Senate Bill 594 is a criminal justice omnibus that contains more than a dozen provisions making changes in areas from illegally carried concealed weapons to graffiti. It also moves the State Bureau of Investigation from under the Attorney General's Office to the Department of Public Safety – although, unlike a similar Senate provision, the House version leaves the State Crime Lab under the attorney general.
The "remote testimony" provision is a response to a 2009 U.S. Supreme Court ruling. In Melendez-Diaz v. Massachusetts, the court ruled that allowing a prosecutor to submit an analyst's report without making the analyst available for testimony violated the defendant's Sixth Amendment right to confront his accuser.
Since 2009, the crime lab, already understaffed on lab analysts, has lost additional bench time and capacity because analysts must travel across the state to be available to testify at any trial in which their reports are used.
Senate Bill 594 authorizes a forensic or chemical analyst to testify using videoconferencing if the defense attorney doesn't file a written objection.
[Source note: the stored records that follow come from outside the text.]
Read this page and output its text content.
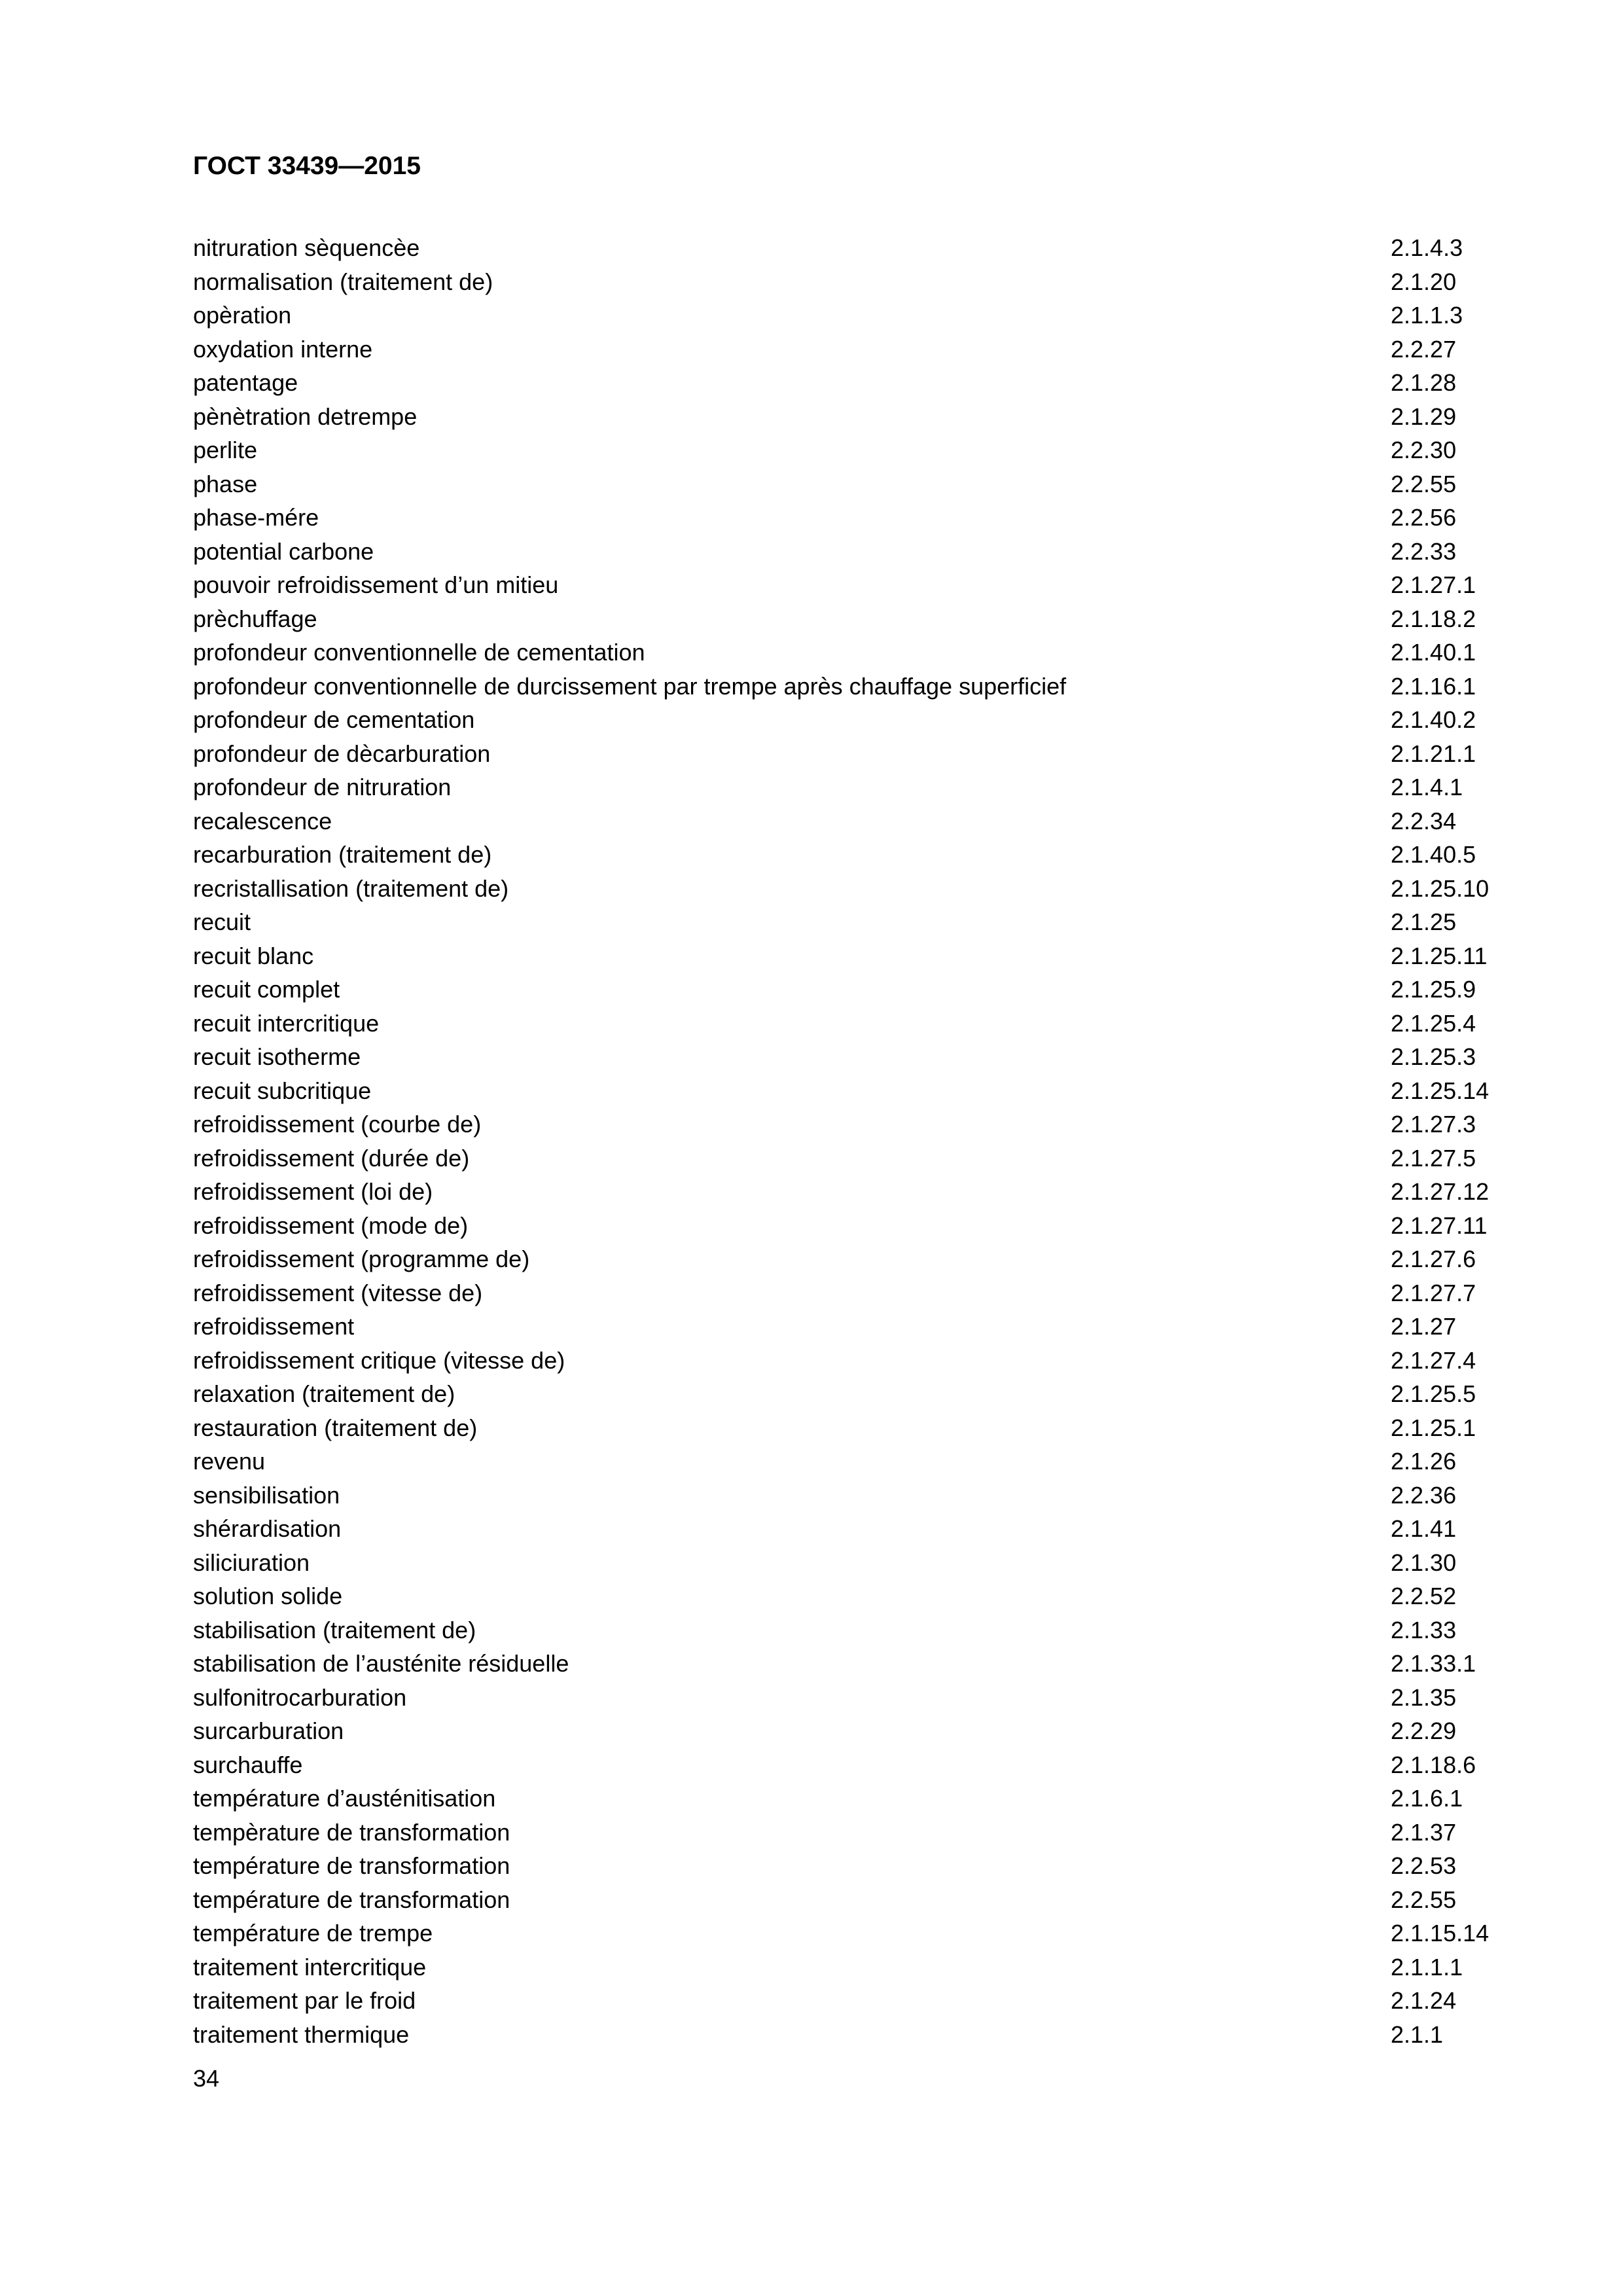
ГОСТ 33439—2015
nitruration sèquencèe	2.1.4.3
normalisation (traitement de)	2.1.20
opèration	2.1.1.3
oxydation interne	2.2.27
patentage	2.1.28
pènètration detrempe	2.1.29
perlite	2.2.30
phase	2.2.55
phase-mére	2.2.56
potential carbone	2.2.33
pouvoir refroidissement d’un mitieu	2.1.27.1
prèchuffage	2.1.18.2
profondeur conventionnelle de cementation	2.1.40.1
profondeur conventionnelle de durcissement par trempe après chauffage superficief	2.1.16.1
profondeur de cementation	2.1.40.2
profondeur de dècarburation	2.1.21.1
profondeur de nitruration	2.1.4.1
recalescence	2.2.34
recarburation (traitement de)	2.1.40.5
recristallisation (traitement de)	2.1.25.10
recuit	2.1.25
recuit blanc	2.1.25.11
recuit complet	2.1.25.9
recuit intercritique	2.1.25.4
recuit isotherme	2.1.25.3
recuit subcritique	2.1.25.14
refroidissement (courbe de)	2.1.27.3
refroidissement (durée de)	2.1.27.5
refroidissement (loi de)	2.1.27.12
refroidissement (mode de)	2.1.27.11
refroidissement (programme de)	2.1.27.6
refroidissement (vitesse de)	2.1.27.7
refroidissement	2.1.27
refroidissement critique (vitesse de)	2.1.27.4
relaxation (traitement de)	2.1.25.5
restauration (traitement de)	2.1.25.1
revenu	2.1.26
sensibilisation	2.2.36
shérardisation	2.1.41
siliciuration	2.1.30
solution solide	2.2.52
stabilisation (traitement de)	2.1.33
stabilisation de l’austénite résiduelle	2.1.33.1
sulfonitrocarburation	2.1.35
surcarburation	2.2.29
surchauffe	2.1.18.6
température d’austénitisation	2.1.6.1
tempèrature de transformation	2.1.37
température de transformation	2.2.53
température de transformation	2.2.55
température de trempe	2.1.15.14
traitement intercritique	2.1.1.1
traitement par le froid	2.1.24
traitement thermique	2.1.1
34
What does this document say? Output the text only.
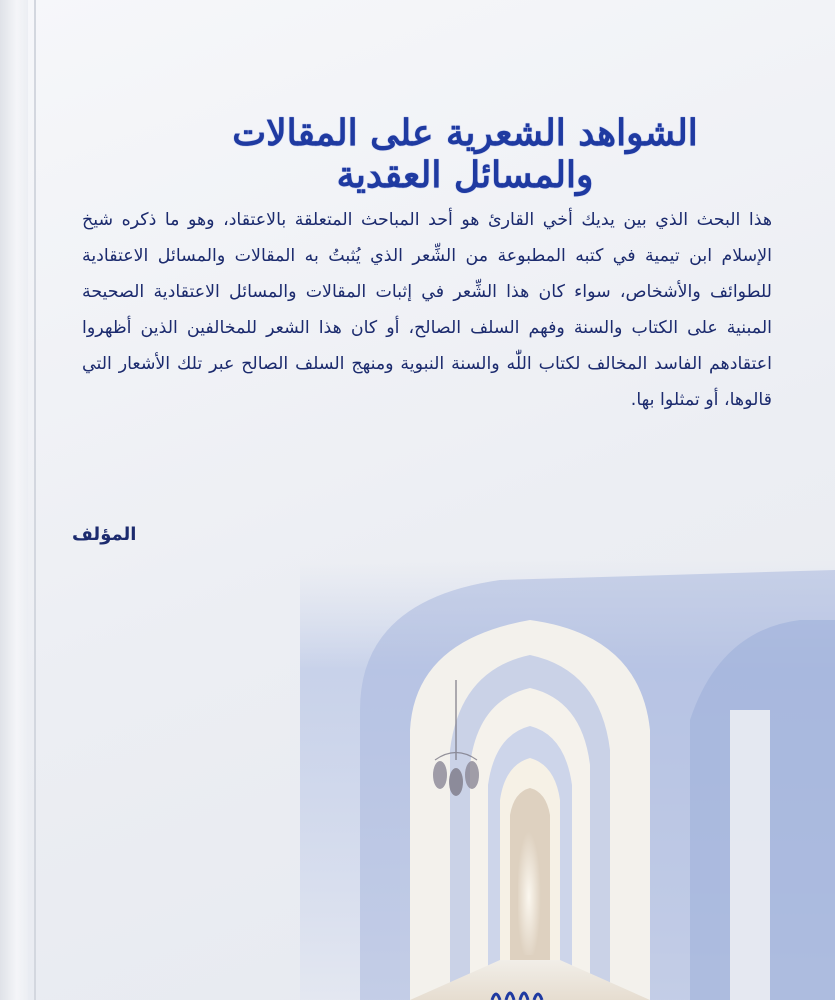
الشواهد الشعرية على المقالات والمسائل العقدية
هذا البحث الذي بين يديك أخي القارئ هو أحد المباحث المتعلقة بالاعتقاد، وهو ما ذكره شيخ الإسلام ابن تيمية في كتبه المطبوعة من الشِّعر الذي يُثبتُ به المقالات والمسائل الاعتقادية للطوائف والأشخاص، سواء كان هذا الشِّعر في إثبات المقالات والمسائل الاعتقادية الصحيحة المبنية على الكتاب والسنة وفهم السلف الصالح، أو كان هذا الشعر للمخالفين الذين أظهروا اعتقادهم الفاسد المخالف لكتاب اللّٰه والسنة النبوية ومنهج السلف الصالح عبر تلك الأشعار التي قالوها، أو تمثلوا بها.
المؤلف
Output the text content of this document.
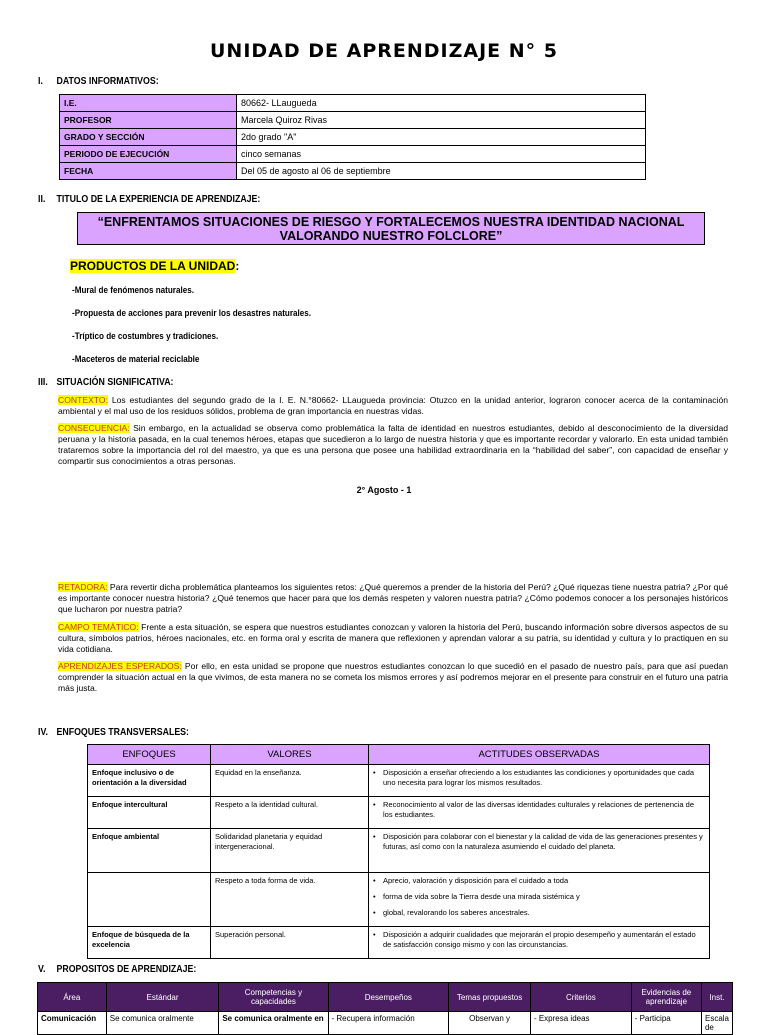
UNIDAD DE APRENDIZAJE N° 5
I. DATOS INFORMATIVOS:
I.E.	80662- LLaugueda
PROFESOR	Marcela Quiroz Rivas
GRADO Y SECCIÓN	2do grado "A"
PERIODO DE EJECUCIÓN	cinco semanas
FECHA	Del 05 de agosto al 06 de septiembre
II. TITULO DE LA EXPERIENCIA DE APRENDIZAJE:
“ENFRENTAMOS SITUACIONES DE RIESGO Y FORTALECEMOS NUESTRA IDENTIDAD NACIONAL VALORANDO NUESTRO FOLCLORE”
PRODUCTOS DE LA UNIDAD:
-Mural de fenómenos naturales.
-Propuesta de acciones para prevenir los desastres naturales.
-Tríptico de costumbres y tradiciones.
-Maceteros de material reciclable
III. SITUACIÓN SIGNIFICATIVA:
CONTEXTO: Los estudiantes del segundo grado de la I. E. N.°80662- LLaugueda provincia: Otuzco en la unidad anterior, lograron conocer acerca de la contaminación ambiental y el mal uso de los residuos sólidos, problema de gran importancia en nuestras vidas.
CONSECUENCIA: Sin embargo, en la actualidad se observa como problemática la falta de identidad en nuestros estudiantes, debido al desconocimiento de la diversidad peruana y la historia pasada, en la cual tenemos héroes, etapas que sucedieron a lo largo de nuestra historia y que es importante recordar y valorarlo. En esta unidad también trataremos sobre la importancia del rol del maestro, ya que es una persona que posee una habilidad extraordinaria en la “habilidad del saber”, con capacidad de enseñar y compartir sus conocimientos a otras personas.
2° Agosto - 1
RETADORA: Para revertir dicha problemática planteamos los siguientes retos: ¿Qué queremos a prender de la historia del Perú? ¿Qué riquezas tiene nuestra patria? ¿Por qué es importante conocer nuestra historia? ¿Qué tenemos que hacer para que los demás respeten y valoren nuestra patria? ¿Cómo podemos conocer a los personajes históricos que lucharon por nuestra patria?
CAMPO TEMÁTICO: Frente a esta situación, se espera que nuestros estudiantes conozcan y valoren la historia del Perú, buscando información sobre diversos aspectos de su cultura, símbolos patrios, héroes nacionales, etc. en forma oral y escrita de manera que reflexionen y aprendan valorar a su patria, su identidad y cultura y lo practiquen en su vida cotidiana.
APRENDIZAJES ESPERADOS: Por ello, en esta unidad se propone que nuestros estudiantes conozcan lo que sucedió en el pasado de nuestro país, para que así puedan comprender la situación actual en la que vivimos, de esta manera no se cometa los mismos errores y así podremos mejorar en el presente para construir en el futuro una patria más justa.
IV. ENFOQUES TRANSVERSALES:
ENFOQUES	VALORES	ACTITUDES OBSERVADAS
Enfoque inclusivo o de orientación a la diversidad	Equidad en la enseñanza.	• Disposición a enseñar ofreciendo a los estudiantes las condiciones y oportunidades que cada uno necesita para lograr los mismos resultados.

Enfoque intercultural	Respeto a la identidad cultural.	• Reconocimiento al valor de las diversas identidades culturales y relaciones de pertenencia de los estudiantes.

Enfoque ambiental	Solidaridad planetaria y equidad intergeneracional.	• Disposición para colaborar con el bienestar y la calidad de vida de las generaciones presentes y futuras, así como con la naturaleza asumiendo el cuidado del planeta.

	Respeto a toda forma de vida.	• Aprecio, valoración y disposición para el cuidado a toda
• forma de vida sobre la Tierra desde una mirada sistémica y
• global, revalorando los saberes ancestrales.

Enfoque de búsqueda de la excelencia	Superación personal.	• Disposición a adquirir cualidades que mejorarán el propio desempeño y aumentarán el estado de satisfacción consigo mismo y con las circunstancias.
V. PROPOSITOS DE APRENDIZAJE:
Área	Estándar	Competencias y capacidades	Desempeños	Temas propuestos	Criterios	Evidencias de aprendizaje	Inst.
Comunicación	Se comunica oralmente	Se comunica oralmente en	- Recupera información	Observan y	- Expresa ideas	- Participa	Escala de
The analyst would still be able to be examined and cross-examined by attorneys for both sides, questioned by a judge and observed by a jury.
The change would help cut down on some analyst travel time, but it wouldn't solve the crime lab's larger staffing problem, said former lab director Joe John.
John, a former judge who still works with the lab as a legal consultant, said the measure would "allow initiation of a test case through the courts (there is a potential Melendez-Diaz issue) to determine what the North Carolina Supreme Court's position might be."
But, he noted in an email to WRAL News, the bill doesn't include any funding for the technology that would be needed for videoconferencing.
"To implement in any district, the technical facilities will have to be available and/or alternative funding will have be to secured," he wrote.
Some courts are already equipped, but many are not. After years of deep funding cuts to the Administrative Office of the Courts, there's not likely to be much spare funding available – a fact noted on the House floor Monday by Rep. Skip Stam, R-Wake, who successfully ran an amendment to clarify that courts are not required to use remote testimony immediately.
"We didn't actually set any money aside for remote testimony," he reminded the House. "This just makes clear that they don’t have to do it till they get the money from somewhere."
The measure passed the House easily and is headed to the Senate for concurrence. It's likely to find its way to a conference committee instead.